Brain metastases from primary breast cancer tumors often acquire clinically actionable genetic alterations, according to a small study. About one fifth of ERBB2/HER2-negative cases switched to HER2-positivity in the brain metastases.
“Limited therapeutic options exist for patients with brain metastases,” wrote study authors led by Nolan Priedigkeit, BS, of the University of Pittsburgh. “ERBB2/HER2-positive brain metastases have demonstrated encouraging responses to ERBB2/HER2-targeted therapies in recent clinical trials.” ERBB2/HER2-negative brain metastases, however, have shown no such response.
Researchers conducted targeted gene expression profiling on a cohort of 20 primary breast tumors and their patient-matched brain metastases in order to define any clinically actionable metastasis-acquired alterations. The results were published online ahead of print in JAMA Oncology, and presented simultaneously at the San Antonio Breast Cancer Symposium.
In total, 17 of 20 brain metastases maintained their PAM50 subtype; 15 of 20 retained the Oncotype DX clinical risk score as well. In spite of the similarity in those scores, 100 genes were found to be recurrently altered; 55 genes harbored twofold expression gains and/or losses in a quarter of the cases or more. KRT17, KRT5, and KRT14 were the most frequently downregulated, and RAB6B and GRB7 were the most frequently upregulated genes.
Ten of the genes tested for are considered clinically actionable; 17 of the 20 cases had at least one such gene that was altered in brain metastases.

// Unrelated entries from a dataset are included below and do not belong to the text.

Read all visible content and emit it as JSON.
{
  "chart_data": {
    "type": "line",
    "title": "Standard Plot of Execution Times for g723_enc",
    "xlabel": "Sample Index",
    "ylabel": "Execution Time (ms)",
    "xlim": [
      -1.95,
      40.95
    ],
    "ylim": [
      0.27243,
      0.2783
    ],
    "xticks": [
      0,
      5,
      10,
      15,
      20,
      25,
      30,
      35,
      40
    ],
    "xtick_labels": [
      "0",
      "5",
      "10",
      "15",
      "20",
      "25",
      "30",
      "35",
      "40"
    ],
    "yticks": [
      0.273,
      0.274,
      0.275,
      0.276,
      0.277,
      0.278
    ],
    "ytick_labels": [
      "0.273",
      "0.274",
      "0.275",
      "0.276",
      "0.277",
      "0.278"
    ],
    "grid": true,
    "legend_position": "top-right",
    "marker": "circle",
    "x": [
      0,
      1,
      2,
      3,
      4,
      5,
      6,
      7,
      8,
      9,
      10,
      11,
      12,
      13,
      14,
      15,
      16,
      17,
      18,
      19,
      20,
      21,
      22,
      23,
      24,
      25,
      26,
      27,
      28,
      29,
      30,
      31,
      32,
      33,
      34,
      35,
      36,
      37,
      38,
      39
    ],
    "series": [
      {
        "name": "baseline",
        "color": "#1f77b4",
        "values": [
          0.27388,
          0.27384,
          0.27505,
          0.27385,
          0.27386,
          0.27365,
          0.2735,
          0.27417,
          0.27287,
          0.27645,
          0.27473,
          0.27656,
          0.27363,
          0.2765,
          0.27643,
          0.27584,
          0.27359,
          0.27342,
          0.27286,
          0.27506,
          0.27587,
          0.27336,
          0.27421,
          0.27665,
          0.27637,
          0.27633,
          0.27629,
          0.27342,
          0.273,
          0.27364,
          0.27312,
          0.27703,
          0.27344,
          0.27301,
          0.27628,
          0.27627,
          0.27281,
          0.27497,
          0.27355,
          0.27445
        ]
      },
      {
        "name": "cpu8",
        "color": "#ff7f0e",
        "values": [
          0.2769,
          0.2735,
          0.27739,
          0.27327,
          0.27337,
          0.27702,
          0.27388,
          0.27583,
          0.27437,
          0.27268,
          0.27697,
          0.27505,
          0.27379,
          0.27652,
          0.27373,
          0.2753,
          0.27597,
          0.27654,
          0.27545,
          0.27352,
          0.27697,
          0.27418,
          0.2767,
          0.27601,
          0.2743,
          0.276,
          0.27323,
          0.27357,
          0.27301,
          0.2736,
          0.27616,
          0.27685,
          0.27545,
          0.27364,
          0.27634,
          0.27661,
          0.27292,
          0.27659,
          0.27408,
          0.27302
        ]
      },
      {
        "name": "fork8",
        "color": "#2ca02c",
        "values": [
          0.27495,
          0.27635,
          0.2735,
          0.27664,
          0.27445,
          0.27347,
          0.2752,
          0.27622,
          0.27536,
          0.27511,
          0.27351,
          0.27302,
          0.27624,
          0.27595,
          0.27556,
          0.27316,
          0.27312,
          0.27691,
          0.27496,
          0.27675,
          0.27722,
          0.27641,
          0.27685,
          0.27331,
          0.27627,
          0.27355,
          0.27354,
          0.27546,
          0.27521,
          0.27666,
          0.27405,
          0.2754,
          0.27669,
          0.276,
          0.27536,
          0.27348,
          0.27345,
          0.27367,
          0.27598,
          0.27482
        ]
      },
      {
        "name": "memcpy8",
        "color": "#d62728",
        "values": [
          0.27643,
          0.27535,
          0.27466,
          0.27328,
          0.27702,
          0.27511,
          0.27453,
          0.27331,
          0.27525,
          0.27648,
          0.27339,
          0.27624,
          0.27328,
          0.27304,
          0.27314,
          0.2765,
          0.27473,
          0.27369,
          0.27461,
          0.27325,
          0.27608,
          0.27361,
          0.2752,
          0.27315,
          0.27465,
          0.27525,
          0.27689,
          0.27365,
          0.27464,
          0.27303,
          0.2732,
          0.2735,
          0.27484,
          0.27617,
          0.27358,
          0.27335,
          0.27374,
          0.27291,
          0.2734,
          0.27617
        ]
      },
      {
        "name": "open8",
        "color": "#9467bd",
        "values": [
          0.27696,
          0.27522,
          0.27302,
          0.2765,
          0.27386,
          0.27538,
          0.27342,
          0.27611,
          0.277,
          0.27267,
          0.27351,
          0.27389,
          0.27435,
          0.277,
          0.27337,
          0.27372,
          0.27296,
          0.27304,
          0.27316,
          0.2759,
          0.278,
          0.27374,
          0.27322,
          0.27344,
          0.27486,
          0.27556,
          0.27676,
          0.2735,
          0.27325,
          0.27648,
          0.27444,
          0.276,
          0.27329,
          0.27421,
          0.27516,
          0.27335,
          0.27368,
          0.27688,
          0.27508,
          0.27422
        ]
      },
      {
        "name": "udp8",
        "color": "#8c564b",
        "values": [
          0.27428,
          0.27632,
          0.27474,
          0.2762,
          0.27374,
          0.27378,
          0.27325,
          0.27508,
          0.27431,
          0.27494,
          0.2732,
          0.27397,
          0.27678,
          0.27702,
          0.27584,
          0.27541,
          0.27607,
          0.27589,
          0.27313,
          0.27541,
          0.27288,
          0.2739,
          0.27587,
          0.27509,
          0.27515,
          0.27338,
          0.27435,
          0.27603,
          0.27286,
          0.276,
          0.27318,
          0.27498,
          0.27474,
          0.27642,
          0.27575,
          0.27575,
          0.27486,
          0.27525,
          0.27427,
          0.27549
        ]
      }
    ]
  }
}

ERBB2/HER2 was the most recurrent alteration that showed a twofold or greater expression increase; this occurred in 35% of brain metastases. Three of those cases with substantially increased expression were classified as ERBB2/HER2-negative in the primary breast tumor, and immunohistochemical analysis showed that they became ERBB2/HER2-positive in the brain metastasis.
Six cases also showed increased expression of FGFR4, and three showed a greater than fourfold increase.
The investigators also analyzed a separate cohort of 7,884 breast cancers, including 3,135 cases of local disease and 4,130 cases of metastases, looking for alterations between the local and metastatic sites. Across all metastatic sites there was no significant difference with regard to ERBB2/HER2, but there was a significant enrichment of alterations specifically in brain metastases (24%) when compared with local disease (13%; P < .001).
“Breast cancer brain metastases are remarkably similar transcriptionally to patient-matched primary tumors; yet, recurrent expression changes in clinically actionable genes are common,” the authors concluded. “Given this evolution, metastasis-acquired features should inform targeted therapy selection and trial eligibilities in advanced cancer settings.” They added that the changes apparent to ERBB2/HER2 “warrant immediate clinical attention,” as many of those patients would not otherwise be offered relevant targeted therapies.